P.S.: rst1 union all sub rdd then reduceByKey,which reduceByKey is outside reduce. rst2 reduceByKey one by one, which reduceByKey is inside reduce.


Solution

  • Long story short both solutions are relatively inefficient but the second one is worst than the first.

    Let's start by answering the last question. For low level RDD API there are only two types of global automatic optimizations (instead):

    • using explicitly or implicitly cached tasks results instead recomputing complete lineage
    • combining multiple transformations which don't require a shuffle into a single ShuffleMapStage

    Everything else is pretty much a sequential transformations which defines DAG. This stays in contrast to more restrictive, high level Dataset (DataFrame) API, which makes specific assumptions about transformations and perform global optimizations of the execution plan.

    Regarding your code. The biggest problem with the first solution is a growing lineage when you apply iterative union. It makes some things, like failure recovery expensive, and since RDDs are defined recursively, can fail with StackOverflow exception. A less serious side effect is a growing number of partitions which is doesn't seem to be compensated in the subsequent reduction*. You'll find a more detailed explanation in my answer to Stackoverflow due to long RDD Lineage but what you really need here is a single union like this:

    sc.union(idList.map(id => makeRDD(id, data))).reduceByKey(_+_)
    

    This is actually an optimal solution assuming you apply truly reducing function.

    The second solution obviously suffers from the same problem, nevertheless it gets worse.
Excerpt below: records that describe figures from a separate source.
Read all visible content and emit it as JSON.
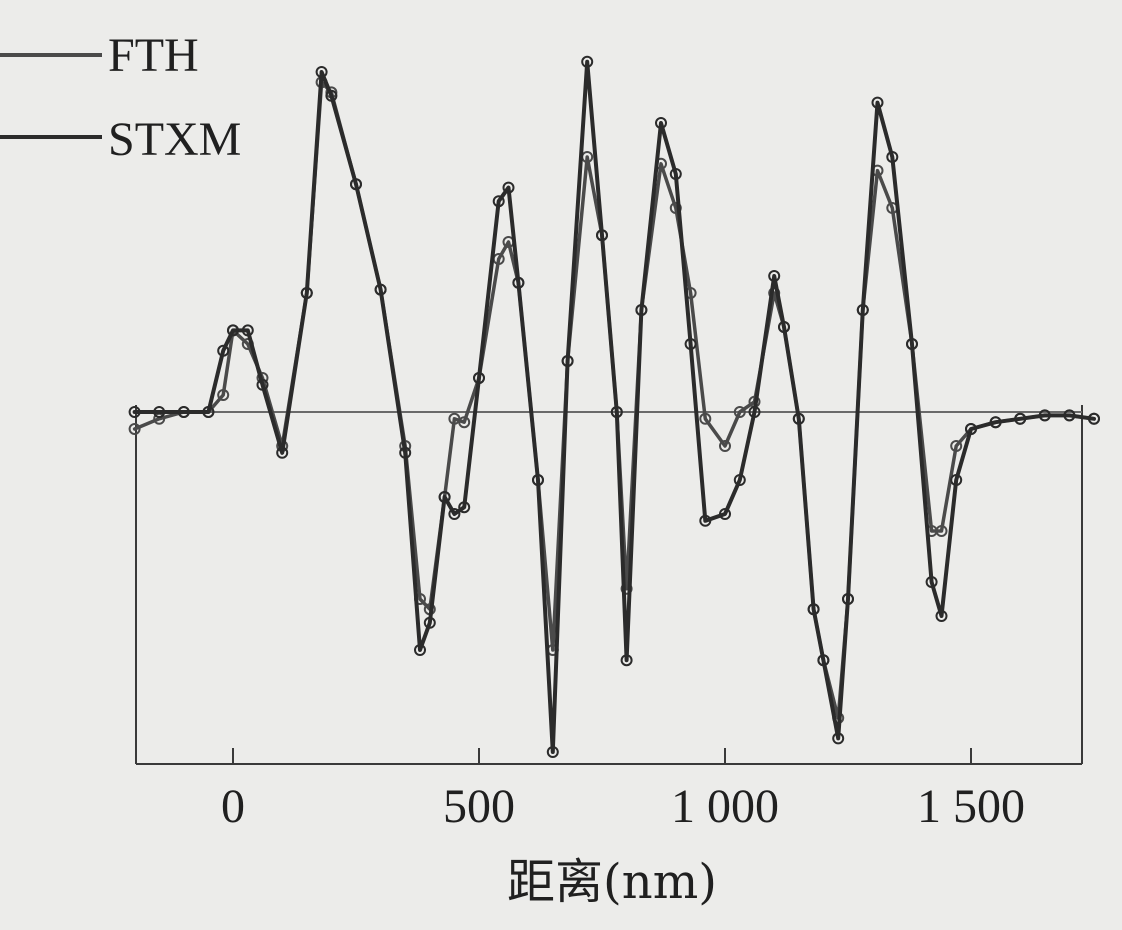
{
  "chart_data": {
    "type": "line",
    "title": "",
    "xlabel": "距离(nm)",
    "ylabel": "",
    "x_ticks": [
      0,
      500,
      1000,
      1500
    ],
    "x_tick_labels": [
      "0",
      "500",
      "1 000",
      "1 500"
    ],
    "xlim": [
      -200,
      1750
    ],
    "ylim": [
      -1.0,
      1.1
    ],
    "grid": false,
    "legend_position": "top-left",
    "series": [
      {
        "name": "FTH",
        "color": "#4a4a4a",
        "x": [
          -200,
          -150,
          -100,
          -50,
          -20,
          0,
          30,
          60,
          100,
          150,
          180,
          200,
          250,
          300,
          350,
          380,
          400,
          430,
          450,
          470,
          500,
          540,
          560,
          580,
          620,
          650,
          680,
          720,
          750,
          780,
          800,
          830,
          870,
          900,
          930,
          960,
          1000,
          1030,
          1060,
          1100,
          1120,
          1150,
          1180,
          1200,
          1230,
          1250,
          1280,
          1310,
          1340,
          1380,
          1420,
          1440,
          1470,
          1500,
          1550,
          1600,
          1650,
          1700,
          1750
        ],
        "y": [
          -0.05,
          -0.02,
          0.0,
          0.0,
          0.05,
          0.24,
          0.2,
          0.1,
          -0.1,
          0.35,
          0.97,
          0.94,
          0.67,
          0.36,
          -0.1,
          -0.55,
          -0.58,
          -0.25,
          -0.02,
          -0.03,
          0.1,
          0.45,
          0.5,
          0.38,
          -0.2,
          -0.7,
          0.15,
          0.75,
          0.52,
          0.0,
          -0.52,
          0.3,
          0.73,
          0.6,
          0.35,
          -0.02,
          -0.1,
          0.0,
          0.03,
          0.35,
          0.25,
          -0.02,
          -0.58,
          -0.73,
          -0.9,
          -0.55,
          0.3,
          0.71,
          0.6,
          0.2,
          -0.35,
          -0.35,
          -0.1,
          -0.05,
          -0.03,
          -0.02,
          -0.01,
          -0.01,
          -0.02
        ]
      },
      {
        "name": "STXM",
        "color": "#2b2b2b",
        "x": [
          -200,
          -150,
          -100,
          -50,
          -20,
          0,
          30,
          60,
          100,
          150,
          180,
          200,
          250,
          300,
          350,
          380,
          400,
          430,
          450,
          470,
          500,
          540,
          560,
          580,
          620,
          650,
          680,
          720,
          750,
          780,
          800,
          830,
          870,
          900,
          930,
          960,
          1000,
          1030,
          1060,
          1100,
          1120,
          1150,
          1180,
          1200,
          1230,
          1250,
          1280,
          1310,
          1340,
          1380,
          1420,
          1440,
          1470,
          1500,
          1550,
          1600,
          1650,
          1700,
          1750
        ],
        "y": [
          0.0,
          0.0,
          0.0,
          0.0,
          0.18,
          0.24,
          0.24,
          0.08,
          -0.12,
          0.35,
          1.0,
          0.93,
          0.67,
          0.36,
          -0.12,
          -0.7,
          -0.62,
          -0.25,
          -0.3,
          -0.28,
          0.1,
          0.62,
          0.66,
          0.38,
          -0.2,
          -1.0,
          0.15,
          1.03,
          0.52,
          0.0,
          -0.73,
          0.3,
          0.85,
          0.7,
          0.2,
          -0.32,
          -0.3,
          -0.2,
          0.0,
          0.4,
          0.25,
          -0.02,
          -0.58,
          -0.73,
          -0.96,
          -0.55,
          0.3,
          0.91,
          0.75,
          0.2,
          -0.5,
          -0.6,
          -0.2,
          -0.05,
          -0.03,
          -0.02,
          -0.01,
          -0.01,
          -0.02
        ]
      }
    ]
  }
}
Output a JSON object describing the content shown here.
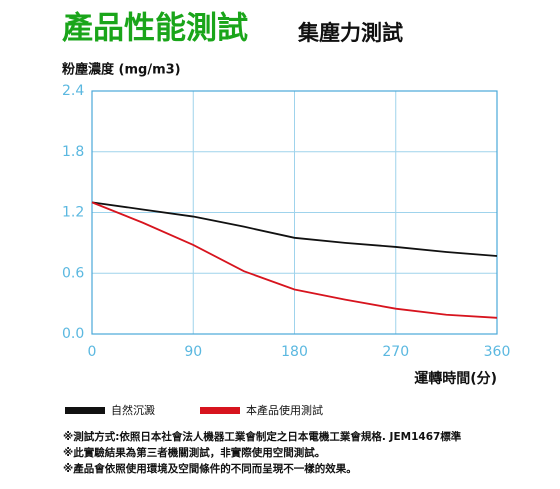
{
  "chart_data": {
    "type": "line",
    "title": "產品性能測試",
    "subtitle": "集塵力測試",
    "y_label": "粉塵濃度 (mg/m3)",
    "x_label": "運轉時間(分)",
    "x": [
      0,
      45,
      90,
      135,
      180,
      225,
      270,
      315,
      360
    ],
    "series": [
      {
        "name": "自然沉澱",
        "color": "#111111",
        "values": [
          1.3,
          1.23,
          1.16,
          1.06,
          0.95,
          0.9,
          0.86,
          0.81,
          0.77
        ]
      },
      {
        "name": "本產品使用測試",
        "color": "#d7141e",
        "values": [
          1.3,
          1.1,
          0.88,
          0.62,
          0.44,
          0.34,
          0.25,
          0.19,
          0.16
        ]
      }
    ],
    "xlim": [
      0,
      360
    ],
    "xticks": [
      0,
      90,
      180,
      270,
      360
    ],
    "ylim": [
      0,
      2.4
    ],
    "yticks": [
      {
        "value": 0,
        "label": "0.0"
      },
      0.6,
      1.2,
      1.8,
      2.4
    ],
    "grid": true,
    "notes": [
      "※測試方式:依照日本社會法人機器工業會制定之日本電機工業會規格. JEM1467標準",
      "※此實驗結果為第三者機關測試，非實際使用空間測試。",
      "※產品會依照使用環境及空間條件的不同而呈現不一樣的效果。"
    ]
  }
}
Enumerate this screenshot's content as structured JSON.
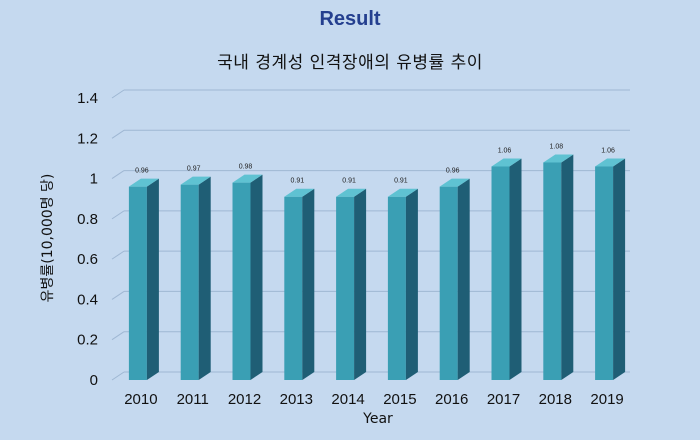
{
  "heading": "Result",
  "chart_data": {
    "type": "bar",
    "title": "국내 경계성 인격장애의 유병률 추이",
    "xlabel": "Year",
    "ylabel": "유병률(10,000명 당)",
    "categories": [
      "2010",
      "2011",
      "2012",
      "2013",
      "2014",
      "2015",
      "2016",
      "2017",
      "2018",
      "2019"
    ],
    "values": [
      0.96,
      0.97,
      0.98,
      0.91,
      0.91,
      0.91,
      0.96,
      1.06,
      1.08,
      1.06
    ],
    "data_labels": [
      "0.96",
      "0.97",
      "0.98",
      "0.91",
      "0.91",
      "0.91",
      "0.96",
      "1.06",
      "1.08",
      "1.06"
    ],
    "ylim": [
      0,
      1.4
    ],
    "yticks": [
      "0",
      "0.2",
      "0.4",
      "0.6",
      "0.8",
      "1",
      "1.2",
      "1.4"
    ],
    "grid": true,
    "legend": "none",
    "colors": {
      "bar_front": "#3a9fb4",
      "bar_side": "#1f5e75",
      "bar_top": "#5fc2d2",
      "gridline": "#9fb7d3",
      "background": "#c5d9ef",
      "heading": "#243f8f"
    }
  }
}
While the first approach requires only two stages with a single shuffle, this requires a shuffle for each RDD. Since number of partitions is growing and you use default HashPartitioner each piece of data has to be written to disk multiple times and most likely shuffled over the network multiple times. Ignoring low level calculations each record is shuffled O(N) times where N is a number of RDDs you merge.

    Regarding memory usage it is not obvious without knowing more about data distribution but in the worst case scenario the second method can express significantly worse behavior.

    If + works with constant space the only requirement for reduction is a hashmap to store the results of map side combine. Since partitions are processed as a stream of data without reading complete content into memory, this means that total memory size for each task will be proportional to the number of unique keys and not the amount of data. Since the second method requires more tasks overall memory usage will be higher than the first case. On average it can be slightly better due to data being partially organized but it is rather unlikely to compensate additional costs.


    * If you want to learn how it can affect overall performance you can see Spark iteration time increasing exponentially when using join This is slightly different problem but should give you some idea why controlling number of partitions matters.